Jill, who is soon to publish the ultimate human history of Haleakala, treated us on the ride up to some tidbits of information true islanders would appreciate.
* National park engineers carefully designed the road to the summit, opened in 1935, so it doesn't impact the view. The first awe-inspiring sight of the crater is not revealed until you reach the top.
* It was commonly held that the road would depart from Olinda, the original route visitors took on horseback to Haleakala, but a survey revealed there were too many gulches to cross. John Arisumi, whose father once ran horse tours to the crater from Idylwild, the old home at the top of Olinda Road, told me there were two horse trails to the summit, "one for good weather, one for fog." Early in the decade, the Honolulu Trail and Mountain Club, founded in 1910 by Alexander Hume Ford, came over to Maui shortly thereafter and put signposts along the old trail, one of which Jill remembers having seen years ago.
* There is one bridge on the park road, a little one just after park headquarters and the gift shop. It's made of carefully fitted yellow-and-orange native stone from within park boundaries.
* The mountain used to be 10,025 feet, but it lost 2 feet during the war when the military built a radio installation at the summit. The cluster of gleaming observatories nearby should not be called Science City, Jill said; the proper term is Haleakala Observatories. A new telescope is planned for the site, 14 stories high, painted white, to be called the National Solar Observatory, pending the resolution of a lawsuit opposing it. Scientists say they will learn more about the sun than since the time of Galileo.

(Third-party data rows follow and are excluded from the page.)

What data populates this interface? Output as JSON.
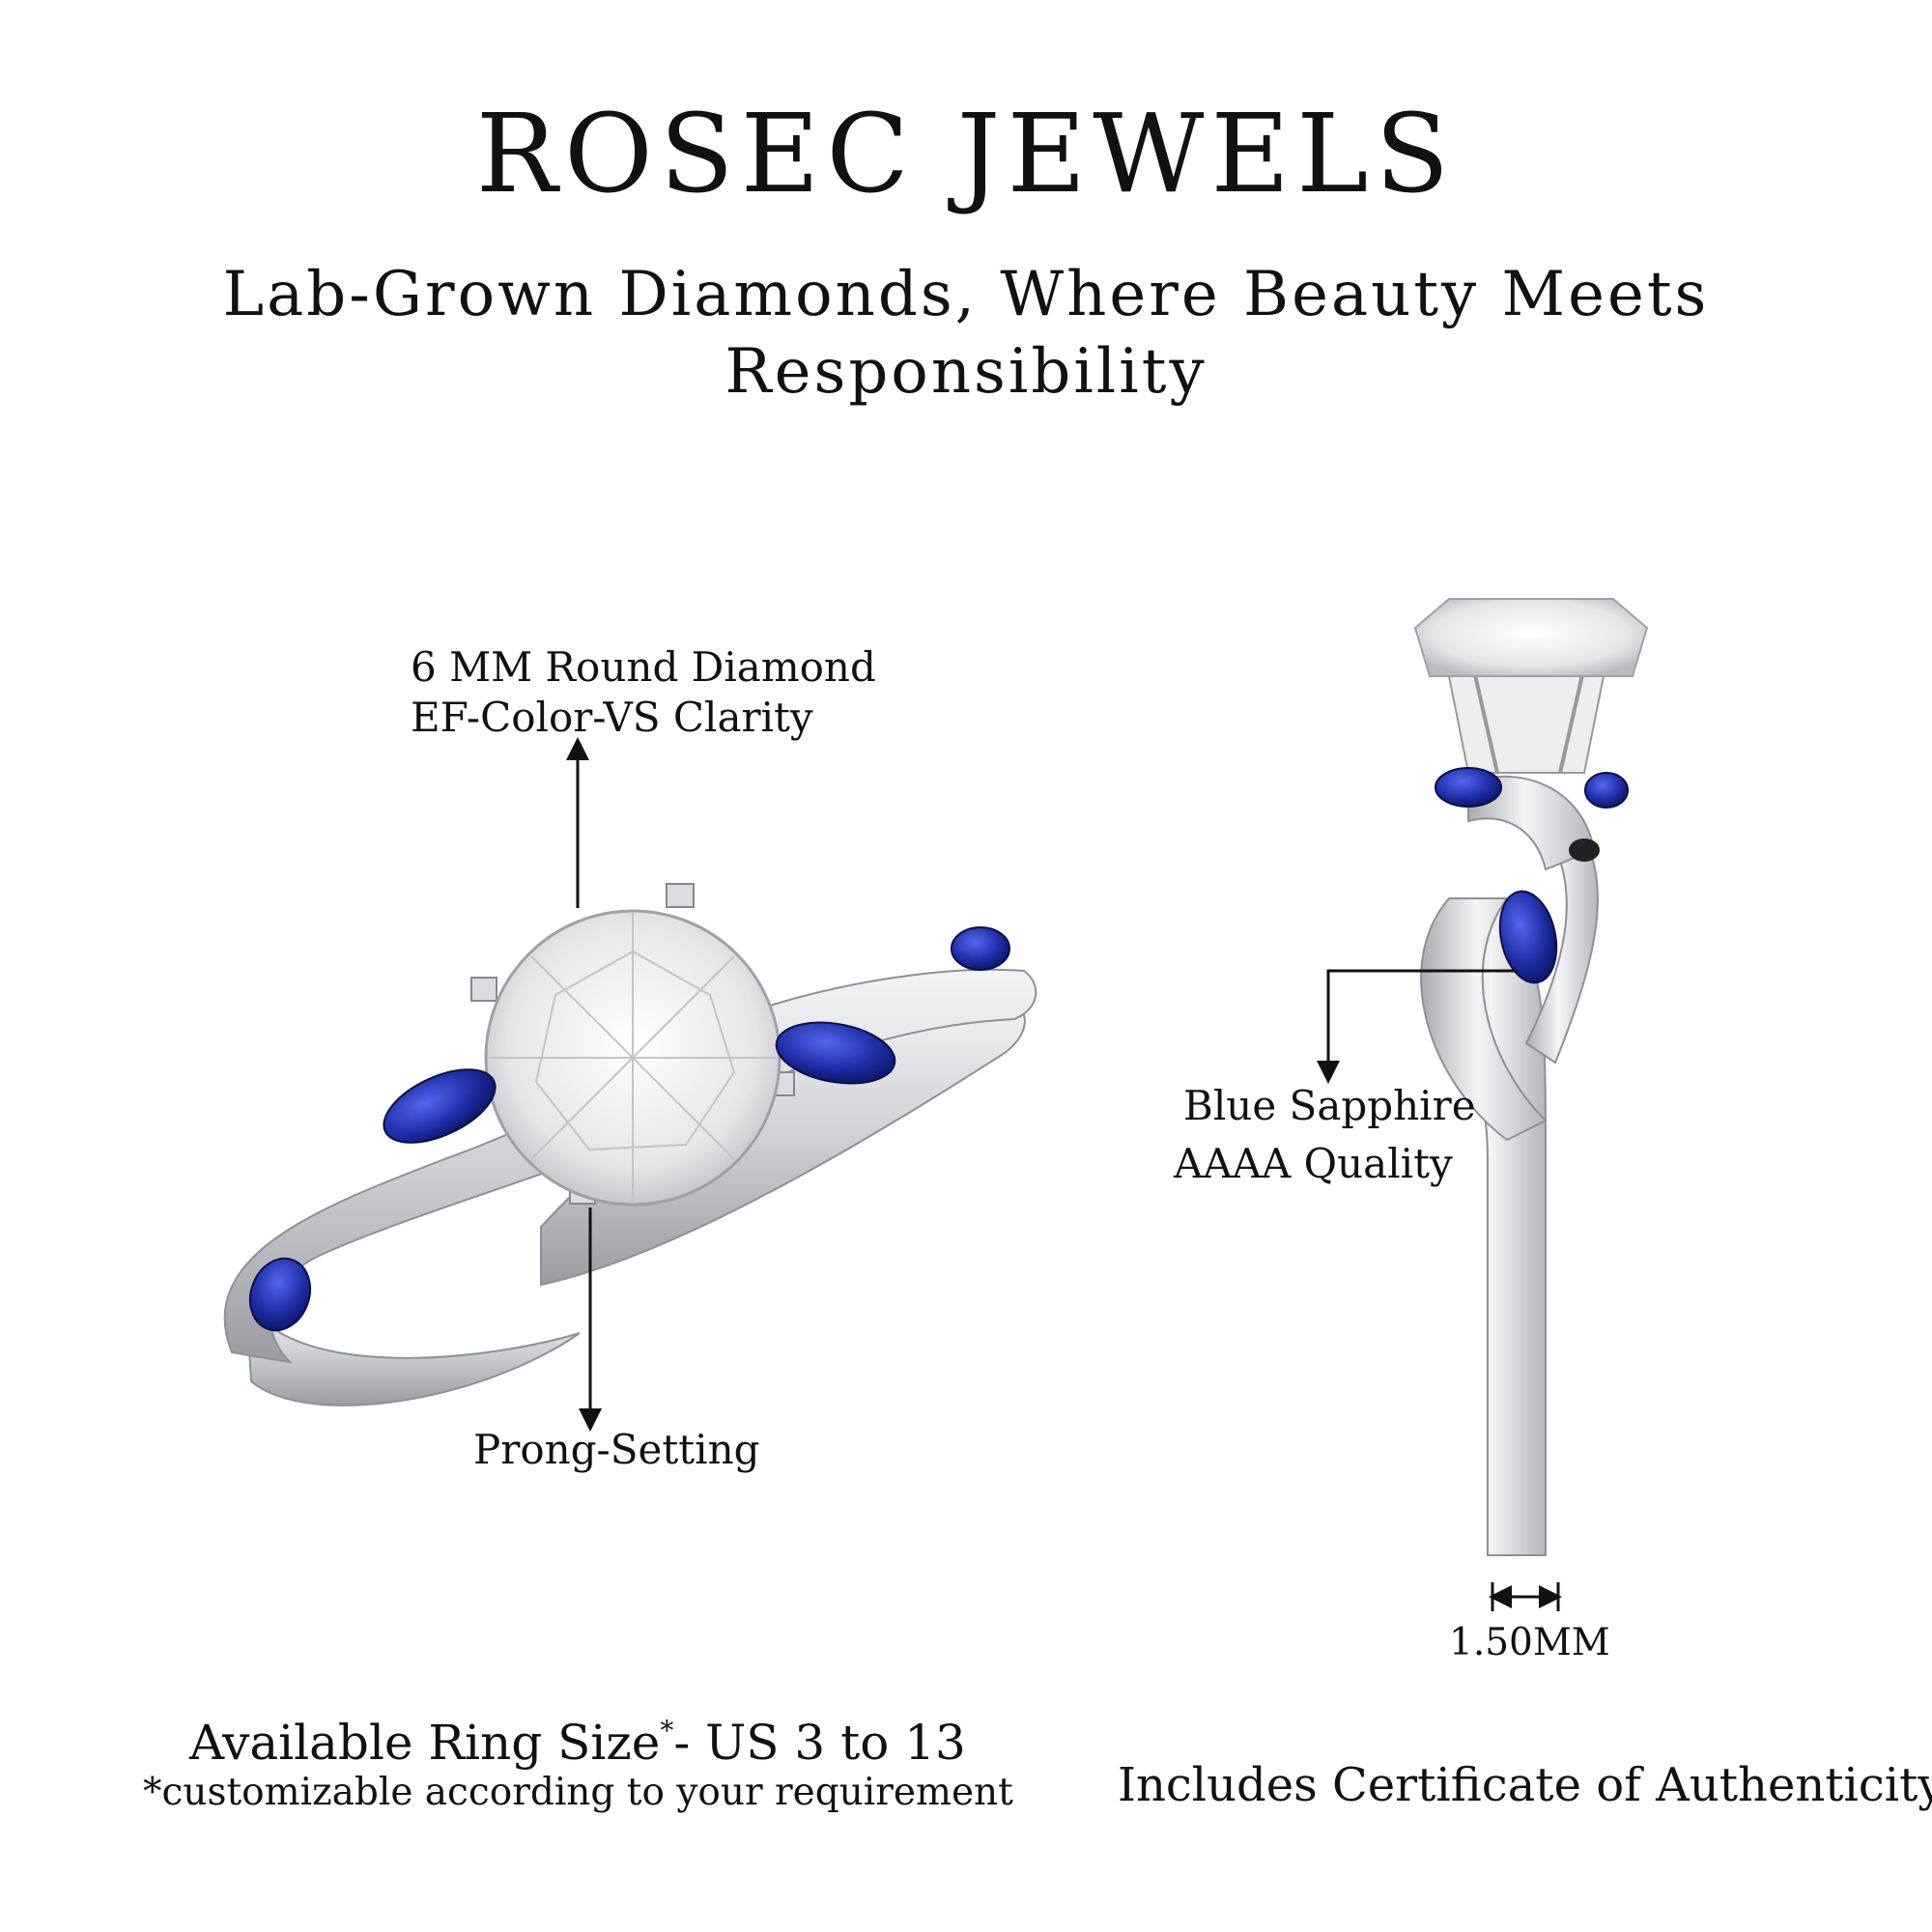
{
  "header": {
    "brand": "ROSEC JEWELS",
    "tagline": "Lab-Grown Diamonds, Where Beauty Meets Responsibility"
  },
  "callouts": {
    "diamond": {
      "line1": "6 MM Round Diamond",
      "line2": "EF-Color-VS  Clarity"
    },
    "setting": "Prong-Setting",
    "sapphire": {
      "line1": "Blue Sapphire",
      "line2": "AAAA Quality"
    },
    "band_width": "1.50MM"
  },
  "footer": {
    "ring_size_prefix": "Available Ring Size",
    "ring_size_asterisk": "*",
    "ring_size_suffix": "- US 3 to 13",
    "note": "*customizable according to your requirement",
    "certificate": "Includes Certificate of Authenticity"
  },
  "colors": {
    "metal": "#d9dadd",
    "sapphire": "#1f2fa8",
    "diamond": "#f2f2f2",
    "text": "#111111"
  }
}
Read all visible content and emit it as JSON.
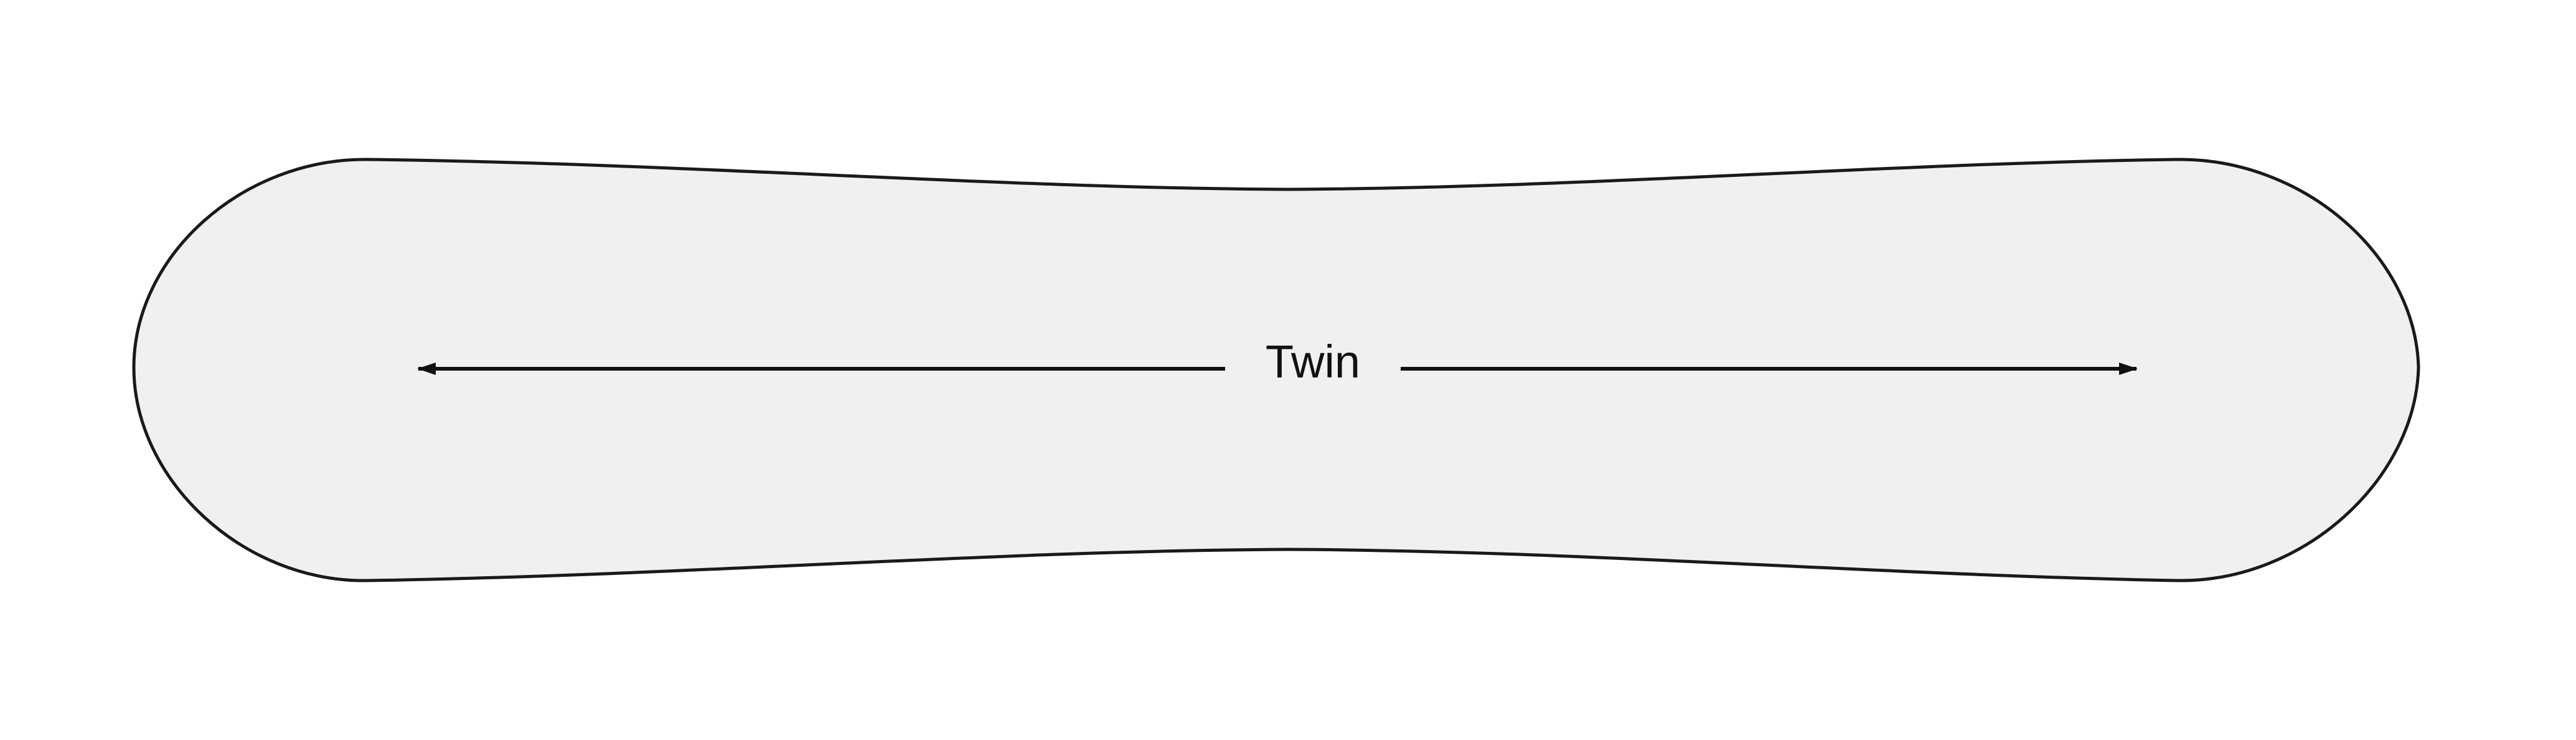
{
  "diagram": {
    "label": "Twin",
    "board_fill": "#f0f0f0",
    "outline_color": "#1a1a1a",
    "arrow_color": "#111111",
    "arrow_direction": "both",
    "icon": "double-headed-arrow"
  }
}
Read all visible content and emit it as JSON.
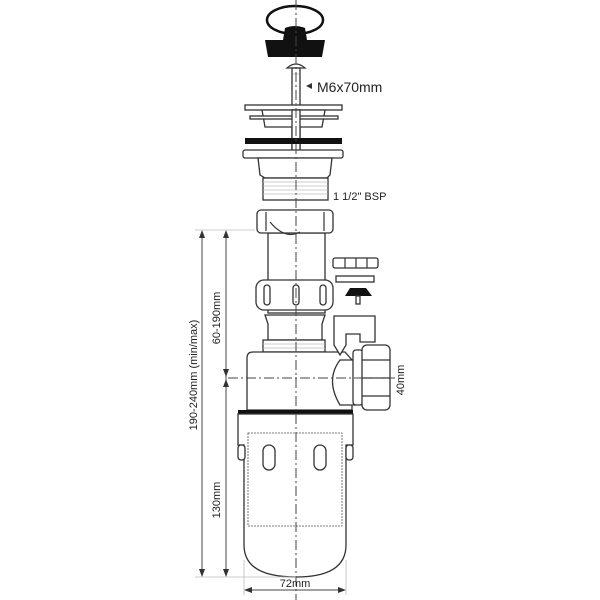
{
  "labels": {
    "screw": "M6x70mm",
    "thread": "1 1/2\" BSP",
    "overall_height": "190-240mm (min/max)",
    "adjust_height": "60-190mm",
    "outlet": "40mm",
    "trap_height": "130mm",
    "width": "72mm"
  }
}
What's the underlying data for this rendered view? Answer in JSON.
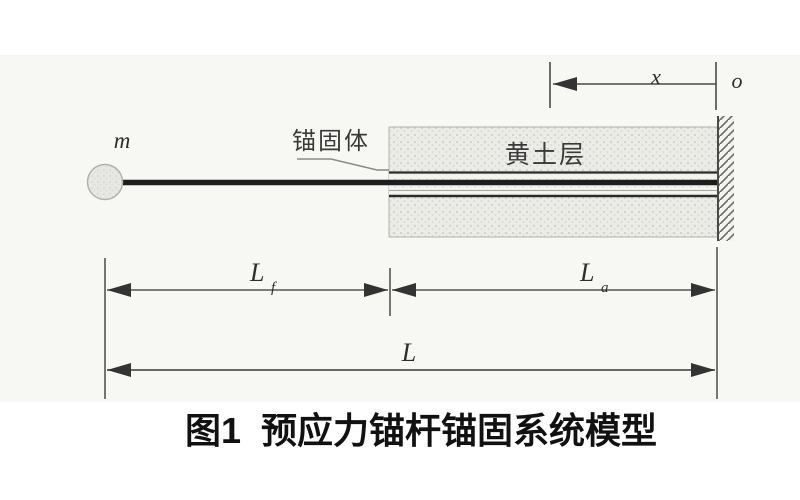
{
  "figure": {
    "caption": {
      "prefix": "图1",
      "title": "预应力锚杆锚固系统模型"
    },
    "annotations": {
      "mass_label": "m",
      "anchor_body_label": "锚固体",
      "loess_layer_label": "黄土层",
      "x_coord_label": "x",
      "origin_label": "o"
    },
    "dimensions": {
      "free_segment_main": "L",
      "free_segment_sub": "f",
      "anchored_segment_main": "L",
      "anchored_segment_sub": "a",
      "total_length": "L"
    },
    "colors": {
      "line": "#4a4a4a",
      "rod": "#1d1d1d",
      "arrow_fill": "#333333",
      "soil_fill": "#ebebe7",
      "anchor_band_fill": "#f3f3ef",
      "wall_hatch": "#6a6a6a",
      "scan_background": "#f7f7f4",
      "caption_color": "#111111"
    }
  }
}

* For a while, there was a move within the Park Service to get rid of the word "crater" referring to Haleakala, in favor of the more scientifically accurate but plodding terminology, "summit valley," "summit basin," and the unfortunate term "erosional depression." The employee who pioneered the latter term is no longer on Maui, Jill revealed.
* Nobody realized there were archaeological sites on the mountain, including a heiau, until the children of Louis von Tempsky, the legendary manager of Haleakala Ranch, were sliding their horses down a pu'u one day in the 1920s and discovered a site with walls. Lorrin Thurston, who helped create the Volcanoes National Park, was along for the ride and told the Bishop Museum. The young Kenneth Emory was dispatched, thus beginning his brilliant career.
On the way down, we stopped for a picnic at Hosmer Grove, planted with conifers and pines by Ralph Hosmer at the turn of the 20th century. "Koa trees were suffering a massive die-off and no one knew why," Jill explained. "He wanted to find out what else might grow."
The tall stand of trees was at the edge of the Waikamoi forest, and native birds are doing their best to adapt to it. High up in the rainbow eucalyptus, i'iwi flashed their black wings as they investigated the white flowers, settling down again, their crimson breasts and heads shining through the leaves like lehua blossoms.
An apapane - much like the 5-inch i'iwi, but with a white rump - hopped in the mamane and pukiawe bushes nearby, what a sight to lift the heart. The air resounded with a choir of birdsong, a lush chorus of fluting calls and piercing whistles.
At the picnic table, Linda quietly pointed to the fence behind me where perched a fat little male amakihi, with showy green feathers and the telltale curved bill of a Hawaiian honeycreeper. There he was, not more than three feet away. Katherine threw out some crumbs and down he flew to join us, a tiny miracle.